In physics, a theory is a body of scientific laws that work together to explain phenomena.  Theories require sets of laws because explanations identify causes, and causes are a matter of lawful regularity.

Laws must have the form “If P then Q”, or equivalently, “All Fs are Gs”, where F and G are events, things, processes, properties, etc.  Law must also be universally true, everywhere and always.

Rosenberg and McShea offer four criteria for laws.

  1. Is the candidate a true universal conditional that makes no mention of specific places, times or things?
  2. Is the candidate a contingent statement the denial of which is conceivable, as opposed to a definition or the consequence of definitions that cannot report causal relations?
  3. If the candidate is true only because of a ceteris paribus statement, can we expect to narrow the range of its exceptions by empirical means?
  4. Does the candidate support counter-factual conditional statements?

Let’s consider Mendel’s laws, the Hardy-Weinberg law, and Fisher’s sex ratio model.

Mendel’s law of segregation: In a parent, the two alleles for each character separate in the production of gametes, so that only one is transmitted to each individual in the next generation.

Mendel’s law of independent assortment:  The genes for each character are transmitted independently to the next generation, so that the appearance of one character in an offspring will not affect the appearance of another character.

Mendel was lucky that the traits he first studied did not have genes that were linked close together on the same chromosome.  Otherwise, the genes would not have assorted independently.  Biologists today know that Mendel’s second law is a generalization that has an enormous number of exceptions.  There are also exceptions to the law of segregation, where one of the two alleles is preferentially transmitted to the next generation (segregation distorter alleles).

Whether Mendel’s principles are successfully applied in prediction depend on more fundamental regularities in meiosis and other details in cell physiology.  But there are no fundamental laws of biology that explain Mendel’s generalizations, because we could imagine that natural selection could operate in other worlds with replicators and interactors that do not use meiosis or other Earthly sexual physiological processes.   Any processes in biology could be limited to a certain place on Earth, and at a certain time on Earth.

In light of considerations like this, some philosophers of biology argue that biological laws are different than laws in chemistry and physics.  If biological laws are different, it follows that biological theories and explanation must be different.

Hardy-Weinberg law:  In an infinite, randomly mating population, and in the absence of mutation, immigration, emigration, and natural selection, gene frequencies and the distribution of genotypes remain constant from generation to generation.

Given the assumptions of the Hardy-Weinberg law, it follows from algebra alone that if we know the proportion of alleles in one generation, then we will know the proportion in the next generation.  Hardy claimed to be embarrassed that this “law” should bear his name given that it is nothing more than a trivial mathematical deduction.   This “law” is a priori, nonexperimental, and nonobservational.  Rosenberg and McShea say:

… such definitionally necessary truths cannot report contingent causal connections, have no explanatory power, cannot support counter-factuals, and therefore cannot be laws, at least not of the sort we are familiar with in other natural sciences.

(While it is right that this is not a contingent causal connection, I’m not too certain about their latter two claims.)

R.A. Fisher’s sex ratio model is used to explain why most sexually reproducing species have a 1:1 female-to-male sex ratio.  This model begins with some assumptions about the population, then derives from logic alone that the set ratio will be 1:1.  This sex ratio model turns out to be a necessary truth.

As Rosenberg and McShea say:

All of these models are necessary truths.
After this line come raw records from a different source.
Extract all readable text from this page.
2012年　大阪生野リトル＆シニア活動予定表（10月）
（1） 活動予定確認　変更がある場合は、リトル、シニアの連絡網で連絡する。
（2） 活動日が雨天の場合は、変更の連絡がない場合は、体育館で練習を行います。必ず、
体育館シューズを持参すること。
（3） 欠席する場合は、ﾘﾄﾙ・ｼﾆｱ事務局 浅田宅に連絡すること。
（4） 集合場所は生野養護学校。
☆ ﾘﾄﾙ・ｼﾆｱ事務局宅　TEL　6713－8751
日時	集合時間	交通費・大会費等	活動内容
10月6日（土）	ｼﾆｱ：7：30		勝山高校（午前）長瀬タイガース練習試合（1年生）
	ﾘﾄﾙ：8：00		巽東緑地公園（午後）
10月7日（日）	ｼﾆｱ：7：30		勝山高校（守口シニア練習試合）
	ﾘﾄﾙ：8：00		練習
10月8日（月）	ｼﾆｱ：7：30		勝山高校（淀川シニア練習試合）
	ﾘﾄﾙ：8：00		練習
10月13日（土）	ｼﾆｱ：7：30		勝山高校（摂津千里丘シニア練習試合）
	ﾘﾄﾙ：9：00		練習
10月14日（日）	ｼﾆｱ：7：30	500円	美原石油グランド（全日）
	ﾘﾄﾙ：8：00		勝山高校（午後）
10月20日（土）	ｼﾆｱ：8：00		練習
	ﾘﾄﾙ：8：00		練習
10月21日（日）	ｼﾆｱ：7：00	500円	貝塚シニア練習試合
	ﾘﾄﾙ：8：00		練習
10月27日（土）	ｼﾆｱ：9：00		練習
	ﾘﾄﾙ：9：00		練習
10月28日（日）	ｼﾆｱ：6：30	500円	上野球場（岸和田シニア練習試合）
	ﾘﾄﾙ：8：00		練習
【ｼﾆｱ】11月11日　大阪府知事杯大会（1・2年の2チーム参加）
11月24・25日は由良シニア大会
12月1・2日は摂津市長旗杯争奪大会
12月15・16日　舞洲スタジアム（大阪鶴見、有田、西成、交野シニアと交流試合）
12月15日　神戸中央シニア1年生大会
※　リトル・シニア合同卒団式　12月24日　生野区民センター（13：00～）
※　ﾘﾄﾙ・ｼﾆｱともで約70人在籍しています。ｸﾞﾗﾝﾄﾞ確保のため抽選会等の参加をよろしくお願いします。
Their empirical core, which gives them a role in the explanation of the sex ratio of a species, is the claim that the species satisfies the assumptions of the model.  Once we establish that the assumptions are satisfied, logic alone suffices to conclude that the model’s implications must be true.

In physics you have an empirical law where you fill in the initial conditions to get the result.  In the mathematical models in biology, you don’t have empirical law.  You have initial conditions, and the results follow from math alone.  The empirical part comes from discovering whether a state of affairs satisfies those initial conditions.

(I’ve left talk of the principle of natural selection out of this because that deserves its own post.)

Rosenberg, Alex & McShea, Daniel. Philosophy of Biology.